Bloomington – Indiana is making a commitment to running the football this season.
The addition of the ‘Pistol' formation to the arsenal provides one piece of evidence of that, a University of Nevada-designed attack that gets running backs running downhill much better than the traditional shotgun. A second piece of proof is Bill Lynch's insistence that he'll utilize one and two-tight end sets much more often than in recent years.
All of this is designed to help an Indiana ground game that hasn't had a running back rush for 700 yards since 2005 (Chris Taylor) and 1,000 yards since 2001 (Levron Williams).
But for all of the talk of formation and schematic changes, who is going to be the one running ball?
There are no shortage of options. Back from a year ago are seniors Bryan Payton (79 carries, 339 yards, 2 TDs) and Demetrius McCray (59 carries, 214 yards, 2 TDs), both of whom who have been part of a running back rotation for the past several years. Payton is a hard-charging veteran who has been the best IU has had to offer in recent years running between the tackles, while McCray is a more elusive back who can make a defender miss in the open field.
There's also fleet-footed sophomore Zach Walker-Davis (23 carries, 106 yards, 1 TD) as well as sophomore Trea Burgess (17 carries, 54 yards), a player who was moved to linebacker and then back to running back last spring.
And then there's redshirt freshman Darius Willis.
While there's great value in the experience that the four returnees provide, there's great excitement among many about the multitude of skills that the 6'0", 219-pound Willis possesses. The crown jewel of Indiana's 2008 recruiting class, the redshirt freshman appears to have the combination of strength, power and speed that Indiana hasn't had in some time. He showed off those skills during the Cream and Crimson game in April when he rushed for 80 yards on 13 carries, including a 17-yard touchdown run where he broke a tackle and then bounced outside and out-raced the IU secondary to the end zone.
If there's a knock on Willis it's that he was a little injury-prone last season. Any chance of playing as a true freshman were dashed last fall due to shoulder and back ailments in fall camp that kept him on the sidelines. He then missed about a week this spring with a groin injury, but was healthy enough by the spring game to showcase his skills.
With those injuries seemingly behind him, there are now many that believe Willis has a chance to be the sort of reliable running back option that IU hasn't had since the Bill Mallory days.
That may eventually happen, but odds are that the season will at least start with a running back-by-committee approach.
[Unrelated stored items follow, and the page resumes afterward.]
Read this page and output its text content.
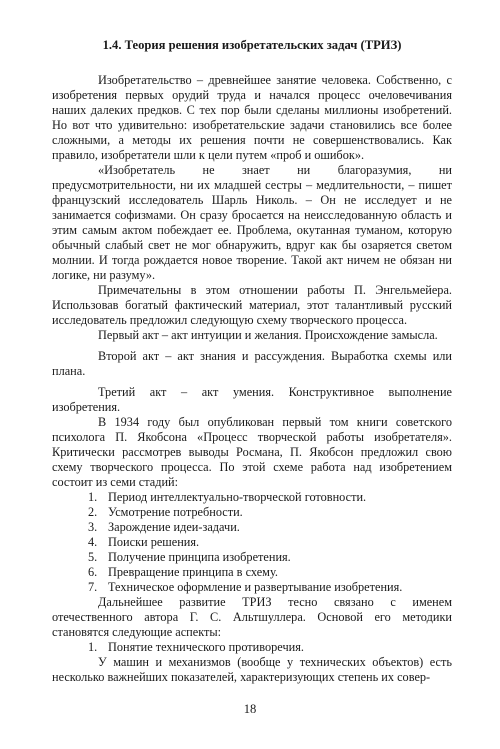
1.4. Теория решения изобретательских задач (ТРИЗ)

Изобретательство – древнейшее занятие человека. Собственно, с изобретения первых орудий труда и начался процесс очеловечивания наших далеких предков. С тех пор были сделаны миллионы изобретений. Но вот что удивительно: изобретательские задачи становились все более сложными, а методы их решения почти не совершенствовались. Как правило, изобретатели шли к цели путем «проб и ошибок».

«Изобретатель не знает ни благоразумия, ни предусмотрительности, ни их младшей сестры – медлительности, – пишет французский исследователь Шарль Николь. – Он не исследует и не занимается софизмами. Он сразу бросается на неисследованную область и этим самым актом побеждает ее. Проблема, окутанная туманом, которую обычный слабый свет не мог обнаружить, вдруг как бы озаряется светом молнии. И тогда рождается новое творение. Такой акт ничем не обязан ни логике, ни разуму».

Примечательны в этом отношении работы П. Энгельмейера. Использовав богатый фактический материал, этот талантливый русский исследователь предложил следующую схему творческого процесса.

Первый акт – акт интуиции и желания. Происхождение замысла.

Второй акт – акт знания и рассуждения. Выработка схемы или плана.

Третий акт – акт умения. Конструктивное выполнение изобретения.

В 1934 году был опубликован первый том книги советского психолога П. Якобсона «Процесс творческой работы изобретателя». Критически рассмотрев выводы Росмана, П. Якобсон предложил свою схему творческого процесса. По этой схеме работа над изобретением состоит из семи стадий:

1. Период интеллектуально-творческой готовности.
2. Усмотрение потребности.
3. Зарождение идеи-задачи.
4. Поиски решения.
5. Получение принципа изобретения.
6. Превращение принципа в схему.
7. Техническое оформление и развертывание изобретения.

Дальнейшее развитие ТРИЗ тесно связано с именем отечественного автора Г. С. Альтшуллера. Основой его методики становятся следующие аспекты:

1. Понятие технического противоречия.

У машин и механизмов (вообще у технических объектов) есть несколько важнейших показателей, характеризующих степень их совер-

18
Payton and McCray were the top two running backs on the IU depth chart during spring practice, and they figure to get a chance once the season opens Sept. 3.
How long IU sticks with a rotation at running back likely depends on how productive that approach is during the first month of the season. While some might be frustrated at the thought of Willis only getting 8-10 carries/game early on, one of the things he'll need to prove is that he's durable enough to handle 20 carries/game. Last season's series of nagging injuries has called that into question, and a tailback rotation could be the best way to find out if he's able handle a heavier workload.